After an accident outside the front gates, Micha is admitted to the sanatorium where she quickly becomes O’Connor’s patient and latest guinea pig. Her presence ignites the repressed sensual and violent undercurrents already present in the relationships between the inmates, culminating in an unleashing of the ambiguous spiritual muse of Keaton himself, a combination of the comedic and tragic, the real and the surreal, the liberating and the repressed. Although the film owes certain debts to Luis Buñuel’s paeans to amour fou, it more accurately combines several well-trodden narrative paths: the “innocent abroad” surrealism of Roman Polanski’s What?, 1973, laced with the dark satire of Cul-de-Sac, 1966, the bitter cynicism of Billy Wilder’s Sunset Boulevard, 1950, and the obsessive, mechanical somnabulism and blurring of doctor-patient identities in Robert Wiene’s Cabinet of Dr. Caligari, 1919.
These might have been fruitful sources for a fresh take on surrealist film practice, particularly the inflection of mechanical objects with psychological overtones, yet Horn’s obvious diffidence behind the camera produces an overt tendency toward alienating camp and Grand Guignol instead of the neutral, stone-faced “realism” that worked so effectively for both Buñuel and Keaton. Horn’s use of static camera and her predilection for medium shots tend to stress the spatially confining theatricality of the proscenium, instead of opening up cinematic space as a filmic paradigm for the imaginary and subconscious desires. One thinks, for example, of Keaton’s dreaming movie projectionist actively projecting himself, and by extension the audience, into the filmic narrative in Sherlock Jr., 1927. Horn’s film language, by contrast, seems much closer to the stagy, filmed vaudeville style of Charlie Chaplin, who was never noted for his imaginative use of the camera.

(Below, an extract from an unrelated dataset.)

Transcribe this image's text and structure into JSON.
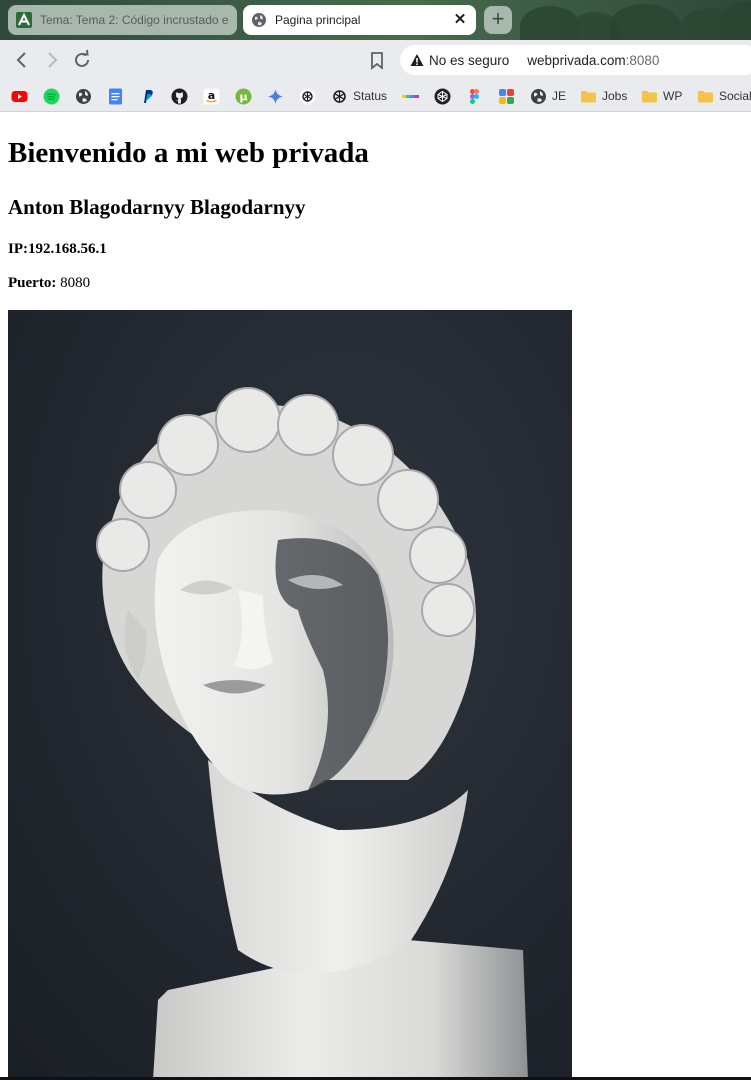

The problem of inextricably linking the exhibition with the film is that one tends to superimpose the contrived filmic narrative onto the installation’s free-floating signifiers. Thus the wheelchair that goes around in endless circles in a series of erratic spurts in Memorial Promenade, 1990, becomes inextricably tied to Diana Daniels’ psychosomatic condition. Similarly, the bed frame covered with blue mechanical butterflies in Lover’s Bed, 1990, becomes less a surreal catalyst to dream than a simple residue of Serafina Tannenbaum’s clichéd romantic obsessions. Horn’s allusions to Keaton seem intended to represent the liberating forces of insanity and creativity, yet her direct relationship between the mechanical signifiers within the installation and their filmic signifieds simply reinforces the artist’s own narrative hegemony. Instead of evoking a free-floating “spirit” to inspire a various reception, Horn gives us a staged seance directed by a fake medium, a paradigm of control that has more connection with the master narrative of contemporary Hollywood than the anarchic enterprise of Buster Keaton.